Researchers engineered a molecular on switch that allows tight control over the actions of T cells, which are immune system cells with demonstrated potential as cancer therapies. The innovation lays the groundwork for sharply reducing the severe and sometimes deadly side effects that have been a significant hurdle to advancing T cell-based treatments. This advance was published in Science Express (2015; doi:10.1126/science.aab4077).
“Right now we put engineered T cells into patients and just hope for the best,” said Wendell Lim, PhD, professor and chair of University of California San Francisco (UCSF) Department of Cellular and Molecular Pharmacology, and senior author of a new paper on the work. “This is the first of a series of ‘control knobs’ our lab is trying to create so doctors might have additional command over these cells once they’re inside the body.”
Over the past two decades, scientists pursuing cell therapy, one branch of the burgeoning field of cancer immunotherapy, have been refining cell-surface sensors known as chimeric antigen receptors (CARs). Once inserted into T cells, CARs prompt these cells to home in on particular proteins found primarily in tumors, where they launch a series of cancer-killing immune responses.
CAR-equipped T cells have proven to be remarkably successful in the treatment of various forms of chemotherapy-resistant leukemia. But CAR T cell therapy can cause side effects so serious that they may require monitoring in an intensive care unit. Several patients have died after receiving CAR T cells or other forms of engineered T cells.
“T cells are really powerful beasts,” said Lim. “They can be lethal when they’re activated. We’ve needed a remote control system that retains the power of these engineered T cells, but allows us to communicate specifically with them and manage them while they’re in the body.”
Some scientists have grappled with these problems by developing suicide switches that kill off CAR T cells if side effects become too dangerous. “But that’s like shooting your own soldiers in the back,” Lim said, “and it requires completely aborting a complex and expensive treatment.”

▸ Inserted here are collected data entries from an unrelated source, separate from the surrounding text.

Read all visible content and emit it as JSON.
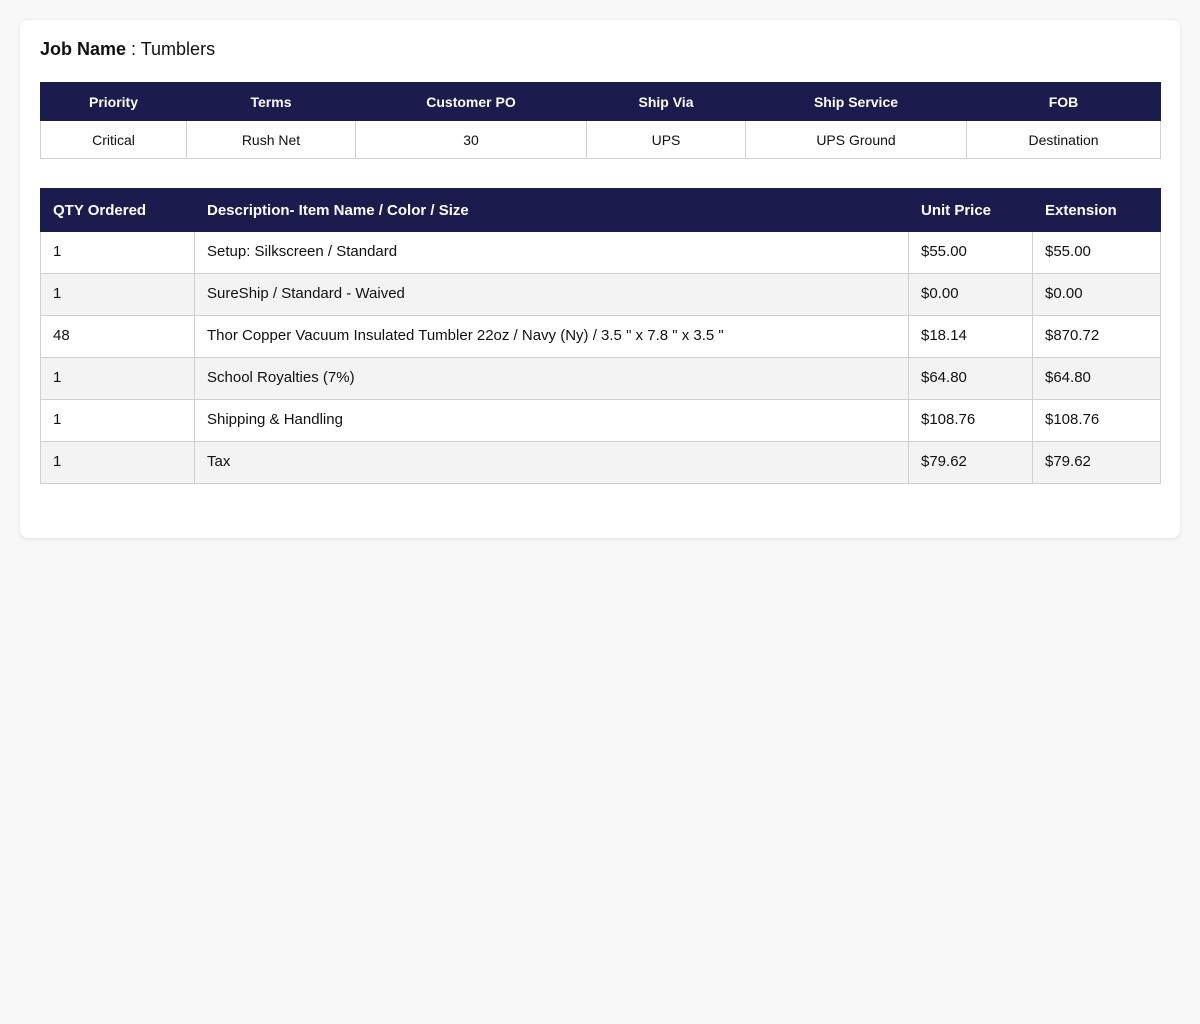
{
  "job": {
    "label": "Job Name",
    "separator": " : ",
    "value": "Tumblers"
  },
  "order_meta": {
    "headers": [
      "Priority",
      "Terms",
      "Customer PO",
      "Ship Via",
      "Ship Service",
      "FOB"
    ],
    "values": [
      "Critical",
      "Rush Net",
      "30",
      "UPS",
      "UPS Ground",
      "Destination"
    ]
  },
  "line_items": {
    "headers": [
      "QTY Ordered",
      "Description- Item Name / Color / Size",
      "Unit Price",
      "Extension"
    ],
    "rows": [
      {
        "qty": "1",
        "description": "Setup: Silkscreen / Standard",
        "unit_price": "$55.00",
        "extension": "$55.00"
      },
      {
        "qty": "1",
        "description": "SureShip / Standard - Waived",
        "unit_price": "$0.00",
        "extension": "$0.00"
      },
      {
        "qty": "48",
        "description": "Thor Copper Vacuum Insulated Tumbler 22oz / Navy (Ny) / 3.5 \" x 7.8 \" x 3.5 \"",
        "unit_price": "$18.14",
        "extension": "$870.72"
      },
      {
        "qty": "1",
        "description": "School Royalties (7%)",
        "unit_price": "$64.80",
        "extension": "$64.80"
      },
      {
        "qty": "1",
        "description": "Shipping & Handling",
        "unit_price": "$108.76",
        "extension": "$108.76"
      },
      {
        "qty": "1",
        "description": "Tax",
        "unit_price": "$79.62",
        "extension": "$79.62"
      }
    ]
  },
  "colors": {
    "header_bg": "#1c1b4d",
    "header_text": "#ffffff",
    "stripe_bg": "#f3f3f3"
  }
}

The team took an opposite approach, creating a new type of CAR T cell that is off by default. Similar to conventional CAR T cells, these newly developed T cells will navigate toward and interact with cancer cells, but will not launch any immune assault unless a specially designed drug has been administered. This controller drug forms a chemical bridge between components inside the CAR T cells, flipping the cells into an active, on status. When the drug is no longer present, the T cells revert to an off position.
Lim stressed that the work reported in the new paper should be considered a proof of principle—while useful for experiments, the current controller drug the UCSF team used has too short a half-life to be clinically useful—but he believes that the research provides the foundation for practical remote control of CAR T cells on the near horizon.
“That we can engineer CAR T cells to have slightly different, quite powerful effects, even if for a subset of patients or for certain types of cancer, is really remarkable,” Lim said. “And this is just the tip of the iceberg.”